Methods A total of 3 677 amniotic fluid samples from pregnant women who underwent amniocentesis for prenatal diagnosis solely due to AMA were selected. Array-CGH was performed on the Agilent CGXTM (8X60K) platform and the data were analyzed by the Genoglyphix software.
Results The overall detection rate of chromosomal aberration was 2.04% (75/3677), with 53.33% (40/75) being aneuploidies, including 22 cases of trisomy-21, 5 cases of trisomy-18, 8 cases with XXY, 3 cases of XYY and 2 cases of mosaic monosomy X, 32.00% (24/75) being pathogenic copy number variations (pCNVs), including 19 cases of microdeletion and 5 cases of microduplication, with the fragment size ranging from 323 kb to 26 780 kb, and 14.67% (11/75) being likely pathogenic CNVs (lpCNVs), including 7 cases of microdeletion and 7 cases of microduplication, with the fragment size ranging from 358 kb to 16 873 kb. Besides, the detection rate of CNVs of unknown clinical significance (VUS) was 0.84% (31/3 677). The detection rate of aneuploidies increased significantly with increased maternal age (P<0.05). However, there were no significant differences in the detection rate of p/lpCNVs among different maternal age groups (P>0.05).

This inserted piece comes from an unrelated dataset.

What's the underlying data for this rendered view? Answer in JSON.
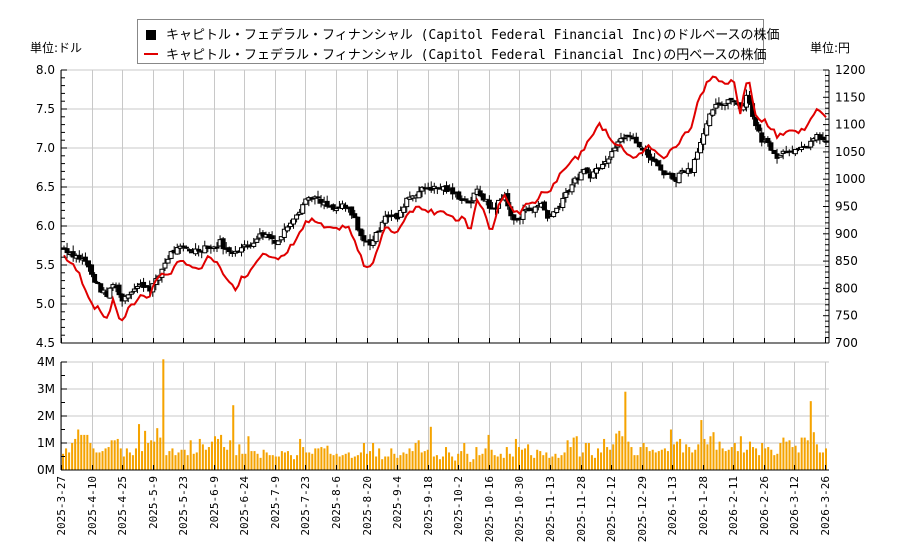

Conclusion Our findings suggest that, compared with traditional karyotype analysis, a-CGH not only detects aneuploidies, but also detect pathogenic CNVs, including microdeletion/microduplication syndromes. The detection rate of fetal aneuploidies was closely correlated to maternal age. However, no correlation was found between the detection rate of p/lpCNVs and maternal age.